Puncta 13.10.20 / Lukas 11:37-41 / Zaman Orba

 

ZAMAN Pak Harto berkuasa, semua orang, apalagi pejabat, sangat takut. Kalau beliau akan berkunjung ke suatu tempat, semua orang sibuk melakukan persiapan. Dari Gubernur, bupati, tentara, polisi, camat semua terlibat tak terkecuali. Mulai dari seragam, latihan menyanyi, baris di pinggir jalan diatur sangat teliti. Kunjungan hanya satu jam, tetapi persiapan bisa berbulan-bulan lamanya. Semua harus kelihatan sempurna di mata Pak Harto. Semua dibuat yang bagus-bagus, tak boleh ada yang salah. Semua bertindak ABS (Asal Bapak Senang).

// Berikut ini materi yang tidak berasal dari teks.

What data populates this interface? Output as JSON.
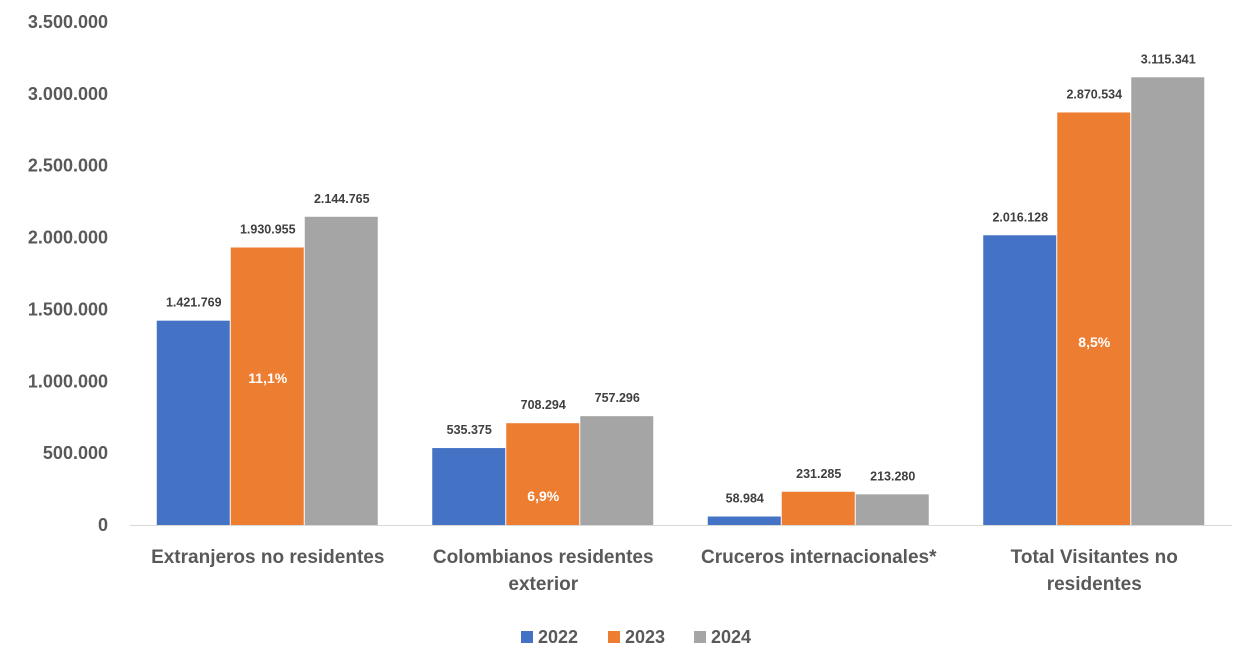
{
  "chart_data": {
    "type": "bar",
    "categories": [
      [
        "Extranjeros no residentes"
      ],
      [
        "Colombianos residentes",
        "exterior"
      ],
      [
        "Cruceros internacionales*"
      ],
      [
        "Total Visitantes no",
        "residentes"
      ]
    ],
    "series": [
      {
        "name": "2022",
        "color": "#4472C4",
        "values": [
          1421769,
          535375,
          58984,
          2016128
        ],
        "labels": [
          "1.421.769",
          "535.375",
          "58.984",
          "2.016.128"
        ]
      },
      {
        "name": "2023",
        "color": "#ED7D31",
        "values": [
          1930955,
          708294,
          231285,
          2870534
        ],
        "labels": [
          "1.930.955",
          "708.294",
          "231.285",
          "2.870.534"
        ]
      },
      {
        "name": "2024",
        "color": "#A5A5A5",
        "values": [
          2144765,
          757296,
          213280,
          3115341
        ],
        "labels": [
          "2.144.765",
          "757.296",
          "213.280",
          "3.115.341"
        ]
      }
    ],
    "growth_labels": [
      "11,1%",
      "6,9%",
      "",
      "8,5%"
    ],
    "ylim": [
      0,
      3500000
    ],
    "yticks": [
      0,
      500000,
      1000000,
      1500000,
      2000000,
      2500000,
      3000000,
      3500000
    ],
    "ytick_labels": [
      "0",
      "500.000",
      "1.000.000",
      "1.500.000",
      "2.000.000",
      "2.500.000",
      "3.000.000",
      "3.500.000"
    ],
    "grid": false,
    "legend_position": "bottom",
    "title": "",
    "xlabel": "",
    "ylabel": ""
  }
}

Anak-anak sekolah disuruh pak guru menghapal jawaban-jawaban yang sudah disiapkan. “Siapa bapak kamu?” Jawabnya harus serempak, “Bapak Suharto.”
“Siapa ibu kamu?” harus dijawab, “Ibu Tien Suharto?”
“Apa cita-cita kamu?” harus dijawab serentak, “Tentara Angkatan Darat.”

Saat berkunjung tiba. Pidato-pidato pejabat selalu memuji Pak Harto sebagai bapak pembangunan, bapak kaum tani, bapak nelayan, bapaknya rakyat Indonesia dan aneka sanjungan bak hujan yang tak pernah berhenti. Beliau memanggil seorang anak untuk maju ditanyai. Semua pejabat dan guru mulai keringat dingin menanti jawaban anak itu.

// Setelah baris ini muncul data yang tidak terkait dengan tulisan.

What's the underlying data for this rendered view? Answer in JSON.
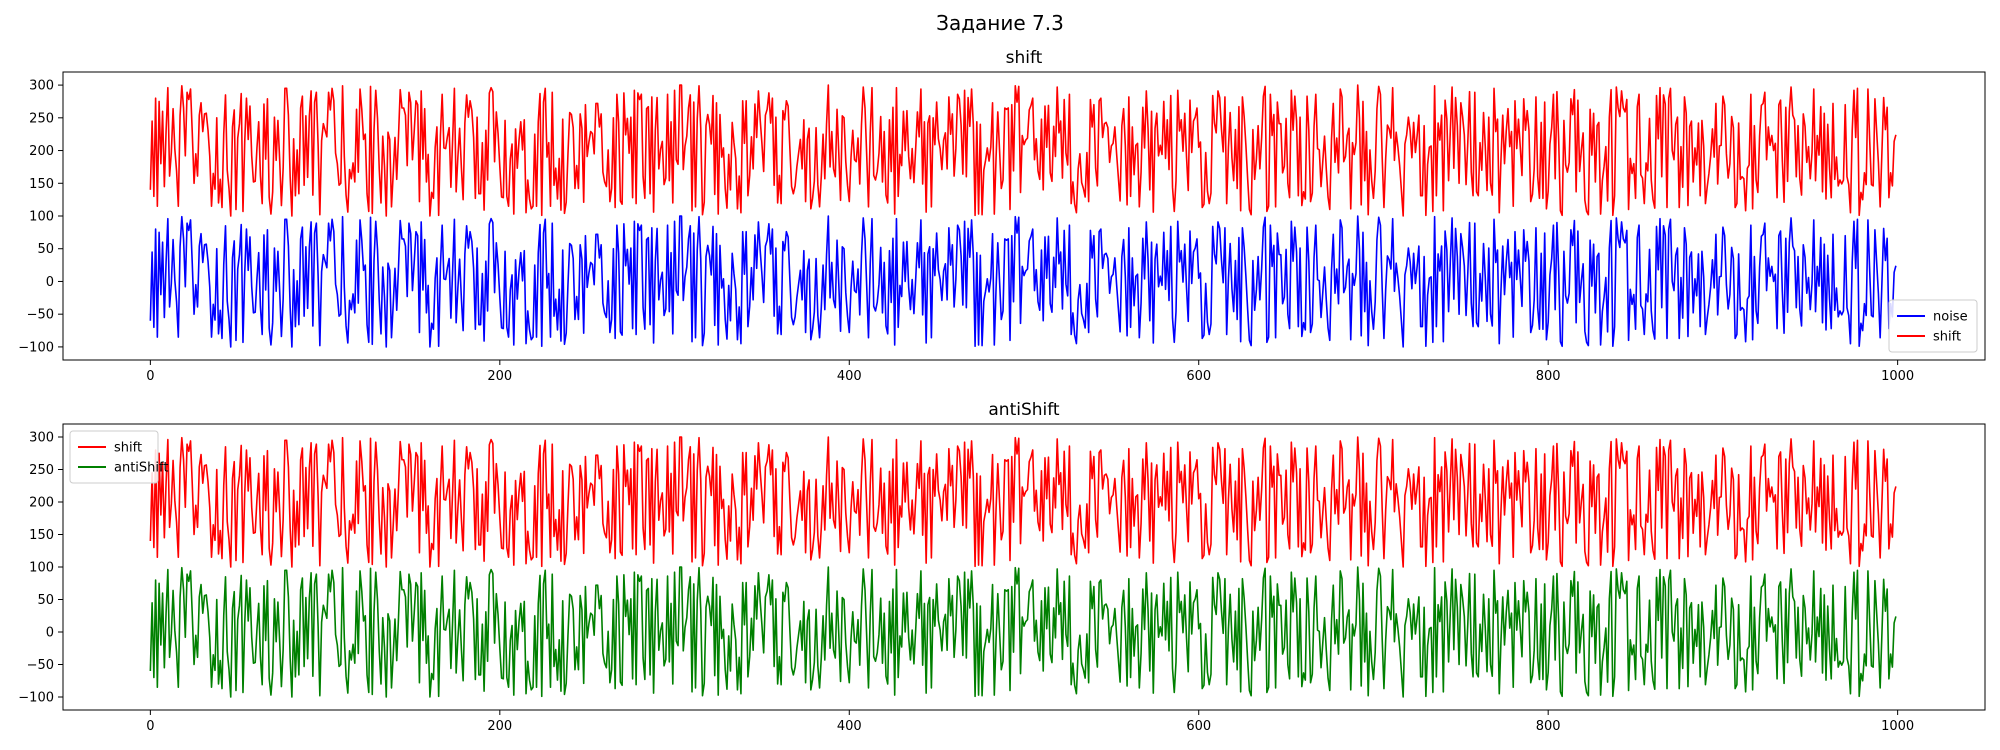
{
  "figure_title": "Задание 7.3",
  "chart_data": [
    {
      "type": "line",
      "title": "shift",
      "xlabel": "",
      "ylabel": "",
      "xlim": [
        -50,
        1050
      ],
      "ylim": [
        -120,
        320
      ],
      "xticks": [
        0,
        200,
        400,
        600,
        800,
        1000
      ],
      "yticks": [
        -100,
        -50,
        0,
        50,
        100,
        150,
        200,
        250,
        300
      ],
      "grid": false,
      "legend_position": "lower right",
      "series": [
        {
          "name": "noise",
          "color": "#0000ff",
          "offset": 0,
          "n": 1000,
          "range": [
            -100,
            100
          ],
          "values_first": [
            -60,
            45,
            -70,
            80,
            -85,
            75,
            -20,
            60,
            -55,
            30
          ]
        },
        {
          "name": "shift",
          "color": "#ff0000",
          "offset": 200,
          "n": 1000,
          "range": [
            100,
            300
          ],
          "values_first": [
            140,
            245,
            130,
            280,
            115,
            275,
            180,
            260,
            145,
            230
          ]
        }
      ]
    },
    {
      "type": "line",
      "title": "antiShift",
      "xlabel": "",
      "ylabel": "",
      "xlim": [
        -50,
        1050
      ],
      "ylim": [
        -120,
        320
      ],
      "xticks": [
        0,
        200,
        400,
        600,
        800,
        1000
      ],
      "yticks": [
        -100,
        -50,
        0,
        50,
        100,
        150,
        200,
        250,
        300
      ],
      "grid": false,
      "legend_position": "upper left",
      "series": [
        {
          "name": "shift",
          "color": "#ff0000",
          "offset": 200,
          "n": 1000,
          "range": [
            100,
            300
          ],
          "values_first": [
            140,
            245,
            130,
            280,
            115,
            275,
            180,
            260,
            145,
            230
          ]
        },
        {
          "name": "antiShift",
          "color": "#008000",
          "offset": 0,
          "n": 1000,
          "range": [
            -100,
            100
          ],
          "values_first": [
            -60,
            45,
            -70,
            80,
            -85,
            75,
            -20,
            60,
            -55,
            30
          ]
        }
      ]
    }
  ]
}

“Siapa bapak kamu?” kata Pak Harto. “Bapak Presiden” jawabnya lantang. Semua tersenyum. “Siapa ibu kamu?” Jawab anak itu, “Ibu Tien”. Semua orang lega. Hapalannya masuk. “Kalau besar besuk kamu mau jadi apa?” Anak itu mungkin grogi diberi tepuk tangan meriah. Ia terdiam, lupa. Dari jauh Pak gurunya memberi isyarat tangan menunjuk di dada dengan sikap tegak sempurna menatap langit. Maksudnya ABRI. Anak itu melihat ke pak guru bersikap begitu, dia menjawab, “Pengamen.”

Pikirnya dia disuruh mengatakan siapa dirinya, karena pak guru menunjuk dada. Dia memang tiap harinya mengamen. Kepala sekolahnya pingsan dan para pejabat pucat pasi. Besuknya Bupati langsung dipindah ke Kalimantan dan kepala sekolah digeser ke pedalaman.

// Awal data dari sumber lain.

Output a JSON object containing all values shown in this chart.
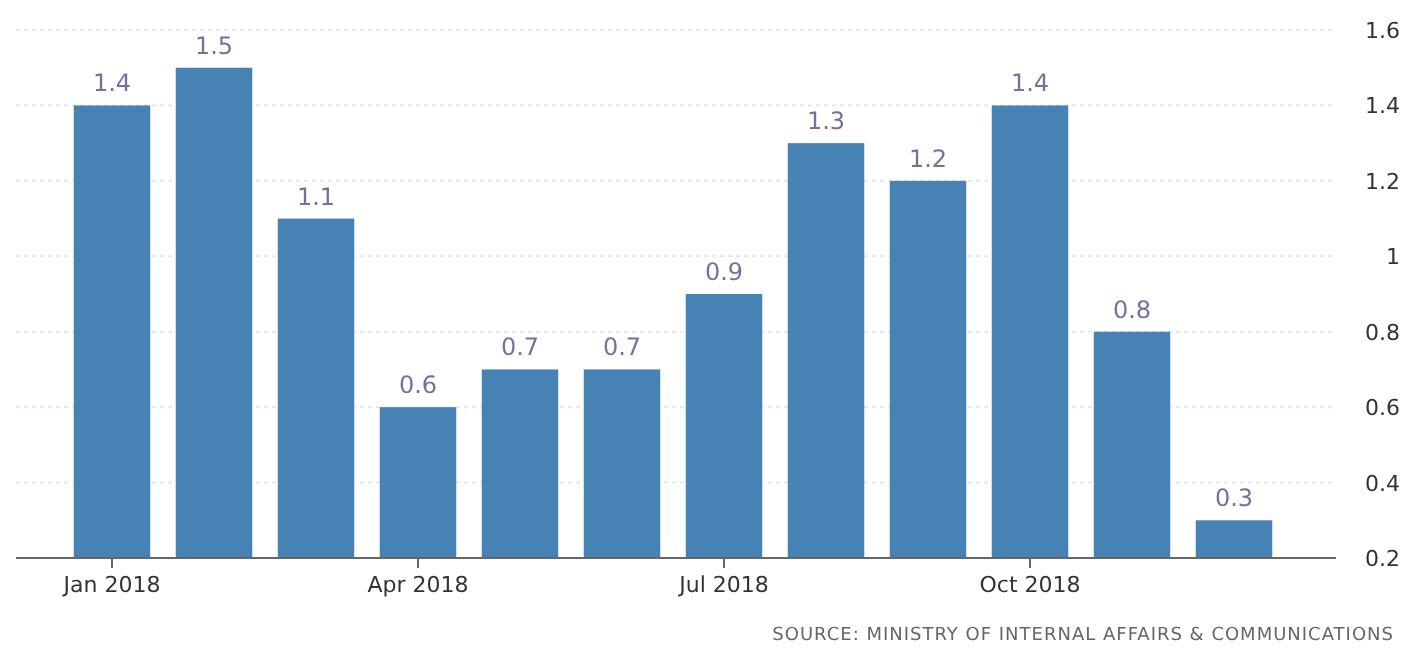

Kadang kita hanya mementingkan hal-hal lahiriah, yang kelihatan. Seremonial dan upacara yang kasat mata demi menyenangkan pimpinan. Apa yang nampak di luar, biar kelihatan baik dan dipuji orang. kita sering mengabaikan inti yang terdalam, aspek batiniah yang jauh lebih mendasar.

Yesus mengkritik orang-orang Farisi yang hanya mementingkan sisi luarnya, atau chasingnya saja. “Hai orang-orang Farisi, kalian membersihkan cawan dan pinggan bagian luar, tetapi bagian dalam dirimu penuh rampasan dan kejahatan.”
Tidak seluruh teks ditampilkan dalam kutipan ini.